_______________________
Wróciłem do domu niesamowicie zmęczony. Ten dzień był okropny. Najpierw ta okropna randka, potem... potem czułem się okropnie dziwnie u senseia, a teraz... teraz znowu musiałem iść się spotkać z Chiko i jej to wszystko wyjaśnić. Gdybym sam nic nie zrobił, a Chiko rozpowiedziałaby o tym w szkole... chyba musiałbym się wyprowadzić.
Usiadłem przy laptopie.
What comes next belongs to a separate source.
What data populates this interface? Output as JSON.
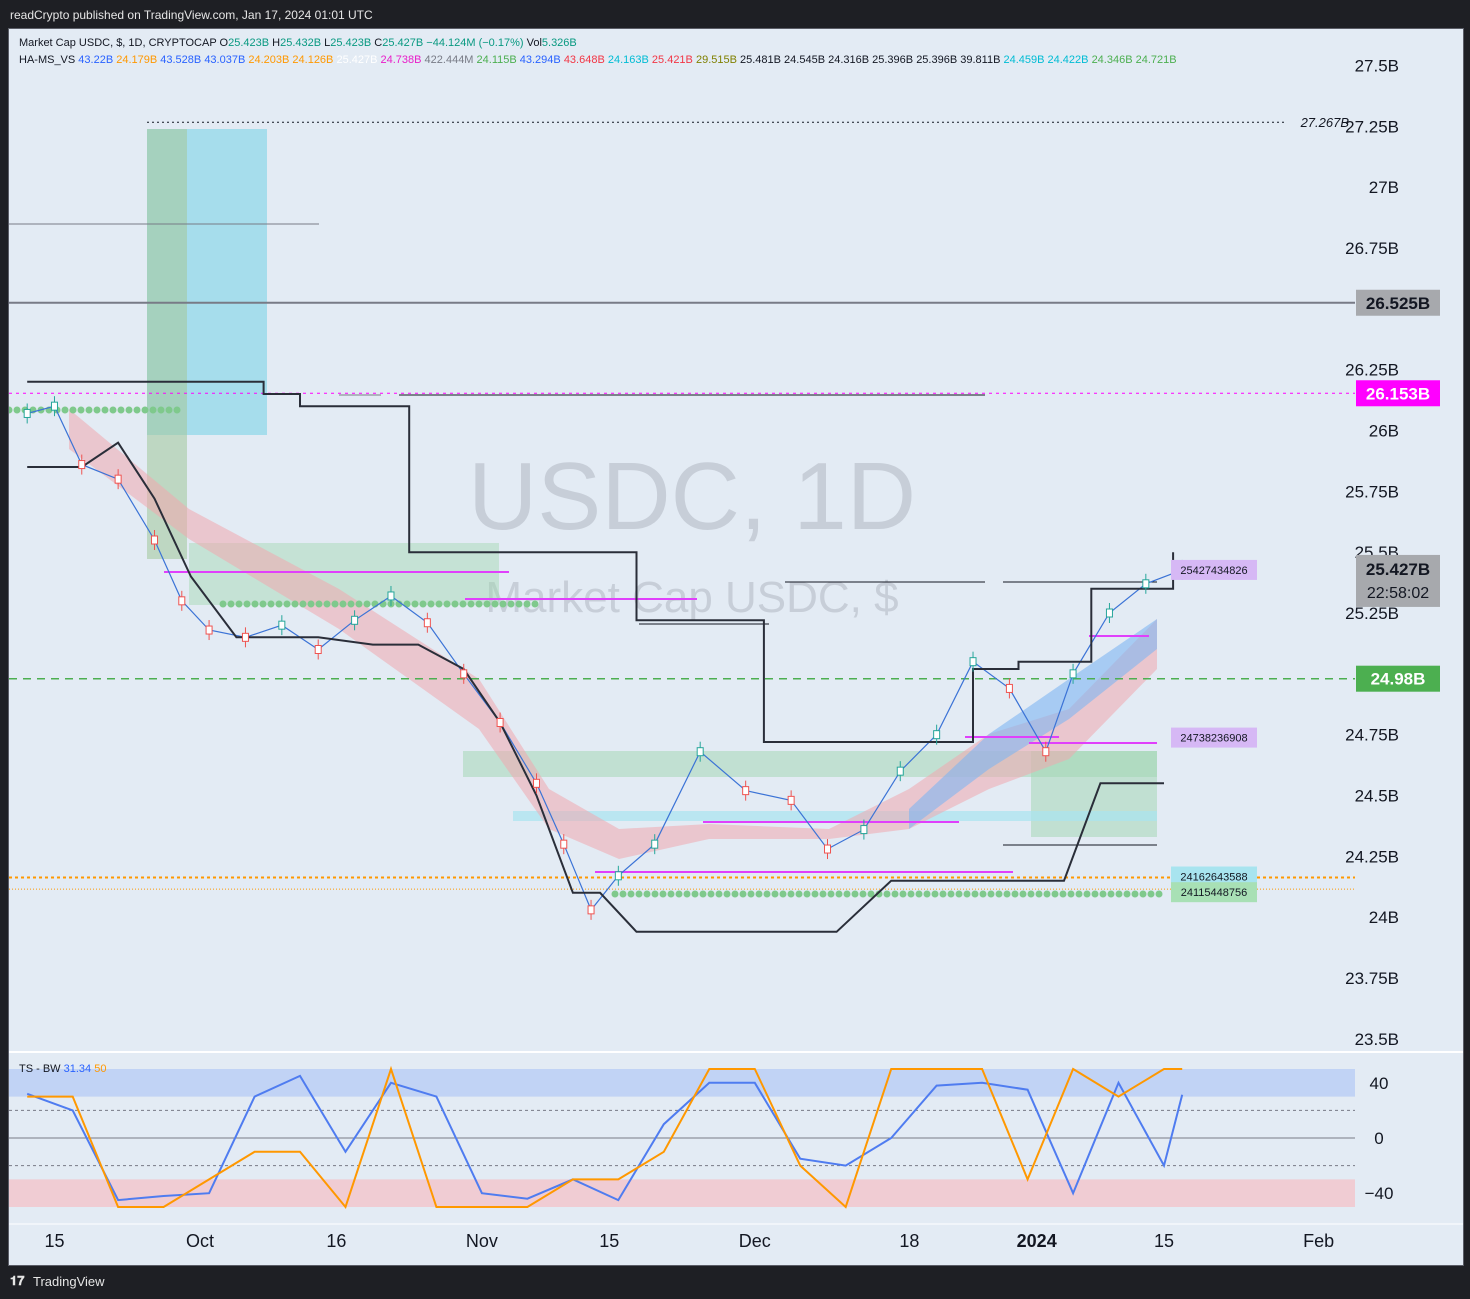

Ostatnio miałem zdecydowanie za dużo zmartwień... jakby cały wszechświat się uparł, żeby robić i na złość. Z drugiej strony, przynajmniej miałem przy sobie senseia. Gdyby nie on, kompletnie bym się załamał. A tak... w końcu miałem kogoś bliskiego. Nawet jeżeli tylko mnie o tym wszystkim uczył. To byłoby dziwne, gdyby łączyło nas... coś więcej. Tak, to byłoby bardzo dziwne. W końcu nie byłem gejem, nie kręcili mnie faceci... a sensei był sporo starszy. Nie mógłbym być z nim... na serio.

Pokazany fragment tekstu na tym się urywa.